Thursday, May 22, 2008

The Sociology of Smoking

Study Finds Big Social Factors in Quitting Smoking:

"For years, smokers have been exhorted to take the initiative and quit: use a nicotine patch, chew nicotine gum, take a prescription medication that can help, call a help line, just say no. But a new study finds that stopping is seldom an individual decision.

"Smokers tend to quit in groups, the study finds, which means smoking cessation programs should work best if they focus on groups rather than individuals. It also means that people may help many more than just themselves by quitting: quitting can have a ripple effect prompting an entire social network to break the habit.

The study, by Dr. Nicholas Christakis of Harvard Medical School and James Fowler of the University of California, San Diego, followed thousands of smokers and nonsmokers for 32 years, from 1971 until 2003, studying them as part of a large network of relatives, co-workers, neighbors, friends and friends of friends.

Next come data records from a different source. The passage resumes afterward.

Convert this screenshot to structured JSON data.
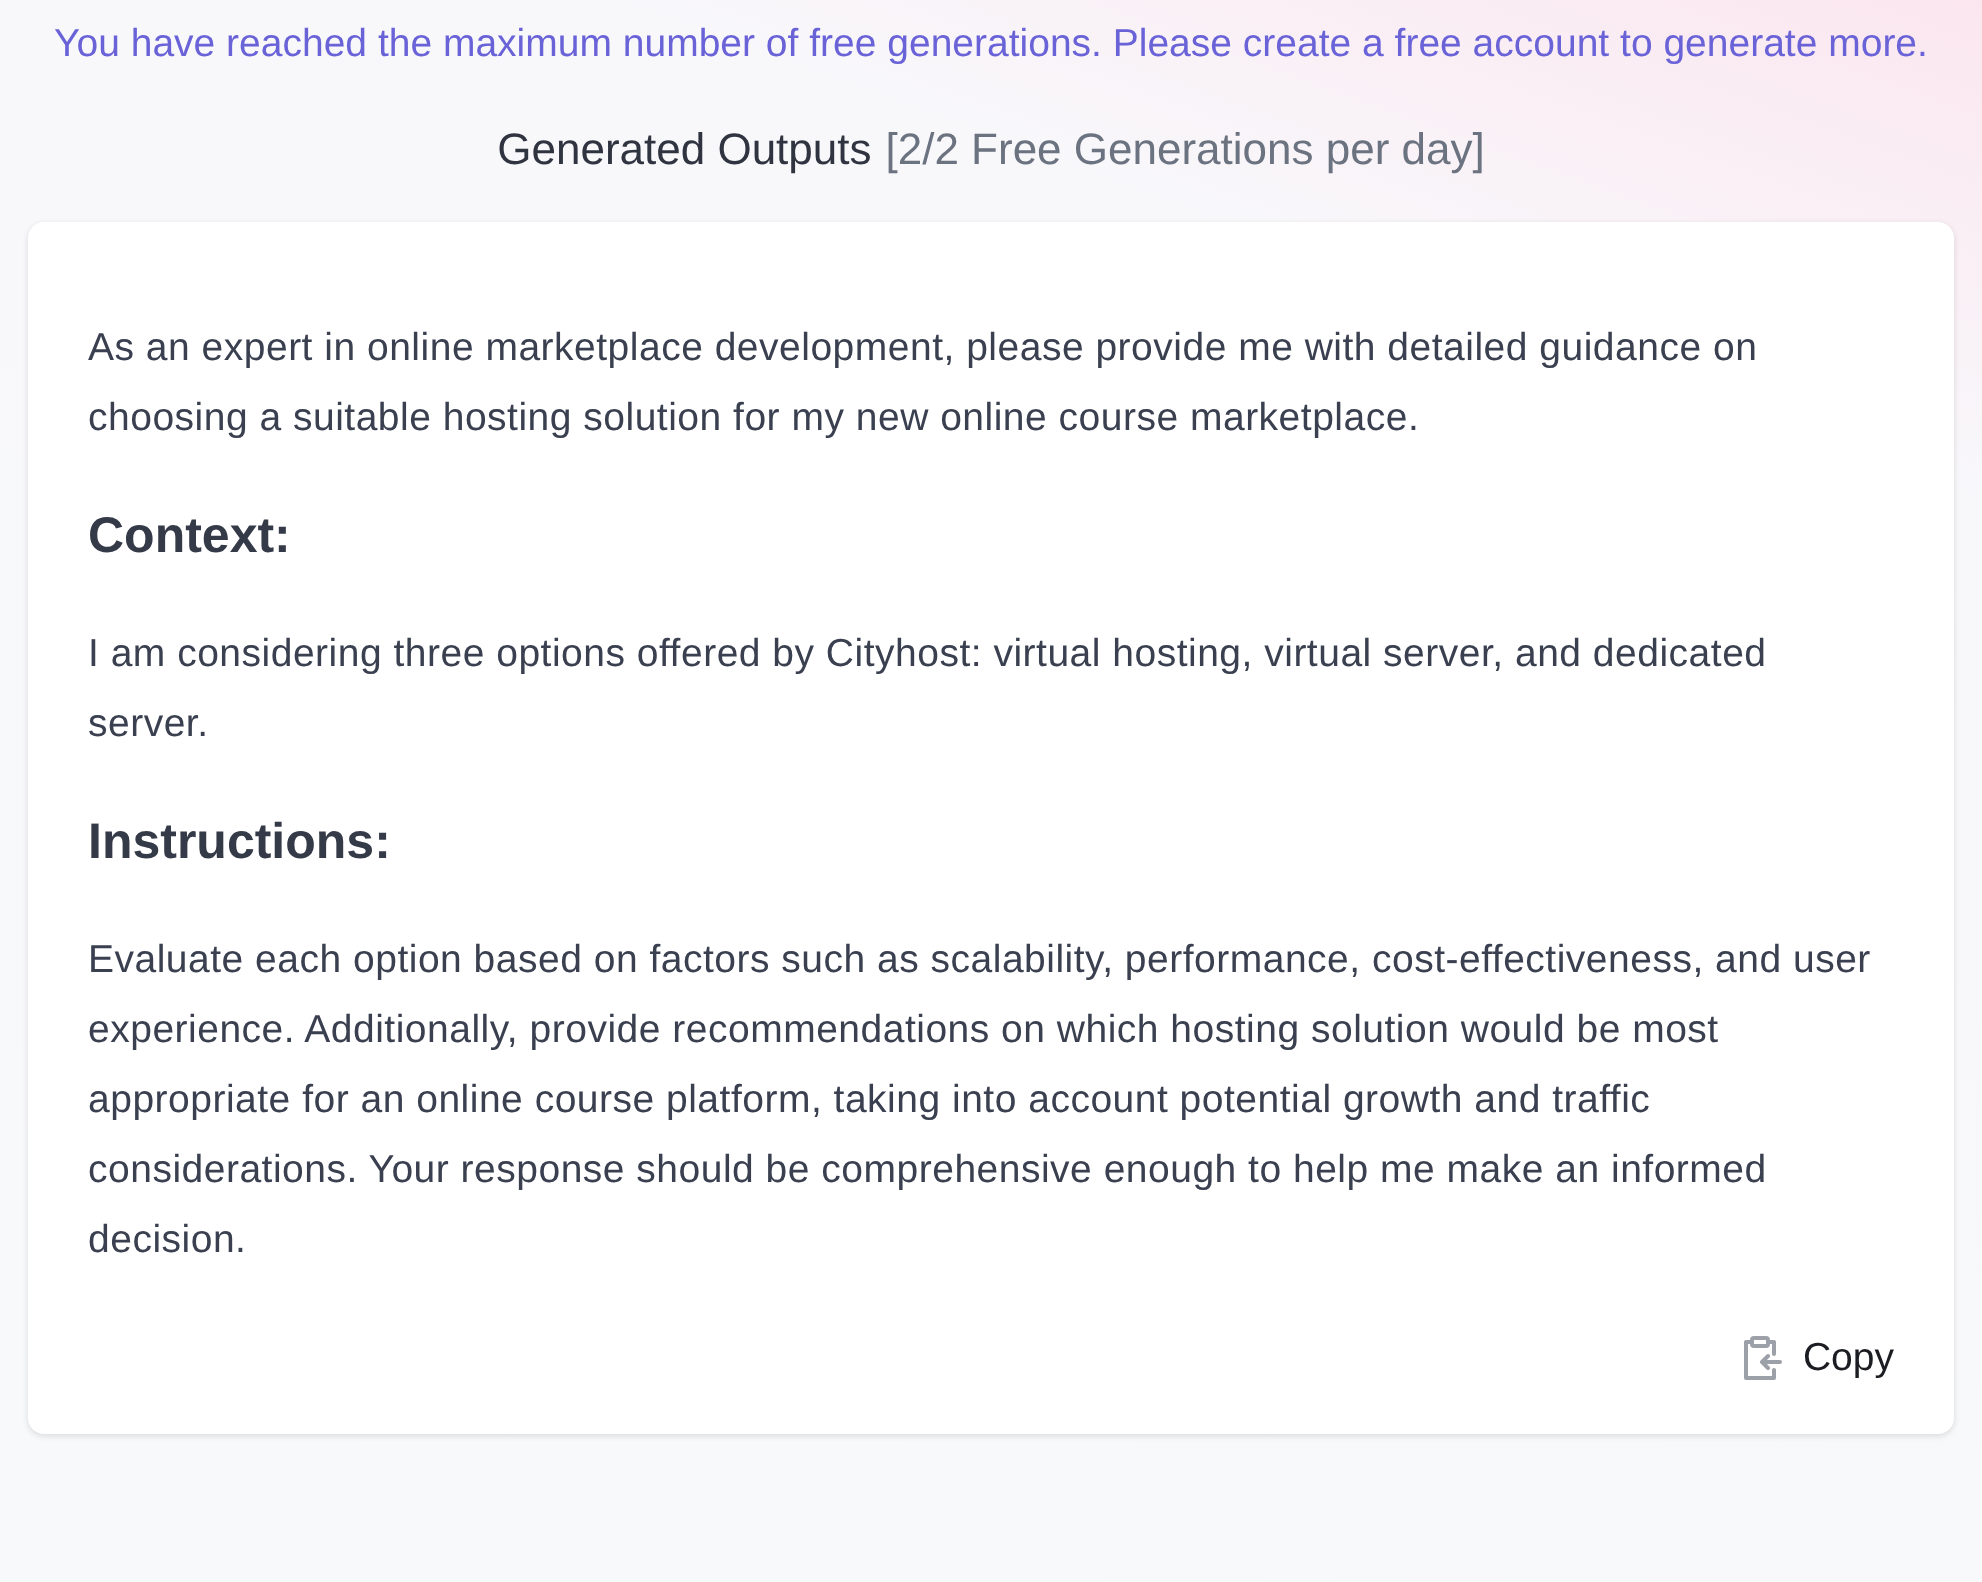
{
  "notice": "You have reached the maximum number of free generations. Please create a free account to generate more.",
  "header": {
    "title": "Generated Outputs",
    "quota": "[2/2 Free Generations per day]"
  },
  "output": {
    "blocks": [
      {
        "kind": "paragraph",
        "text": "As an expert in online marketplace development, please provide me with detailed guidance on choosing a suitable hosting solution for my new online course marketplace."
      },
      {
        "kind": "heading",
        "text": "Context:"
      },
      {
        "kind": "paragraph",
        "text": "I am considering three options offered by Cityhost: virtual hosting, virtual server, and dedicated server."
      },
      {
        "kind": "heading",
        "text": "Instructions:"
      },
      {
        "kind": "paragraph",
        "text": "Evaluate each option based on factors such as scalability, performance, cost-effectiveness, and user experience. Additionally, provide recommendations on which hosting solution would be most appropriate for an online course platform, taking into account potential growth and traffic considerations. Your response should be comprehensive enough to help me make an informed decision."
      }
    ],
    "copy_button": "Copy"
  }
}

As cluster after cluster of smokers disappeared, those that remained were pushed to the margins of society, isolated, with fewer friends, fewer social connections. “Smokers used to be the center of the party,” Dr. Fowler said, “but now they’ve become wallflowers.”

“We’ve known smoking was bad for your physical health,” he said. “But this shows it also is bad for your social health.” Smokers, he said, “are likely to drive friends away.”

They used data from the infamous Framingham Heart Study, a longitudinal study launched by the Federal Government after World War II to observe heart disease and development in the residents of Framingham, Massachusetts (the study continues today).

From a sociological standpoint, this smoking study is yet another illustration of the power of group behavior on individual behavior, and how social marginalization and stigmatization can have even positive effects on the individual level. Clearly, we are influenced by social groups, group membership and demographics in ways we never think of.

For those just finding this blog, welcome to the world of sociology.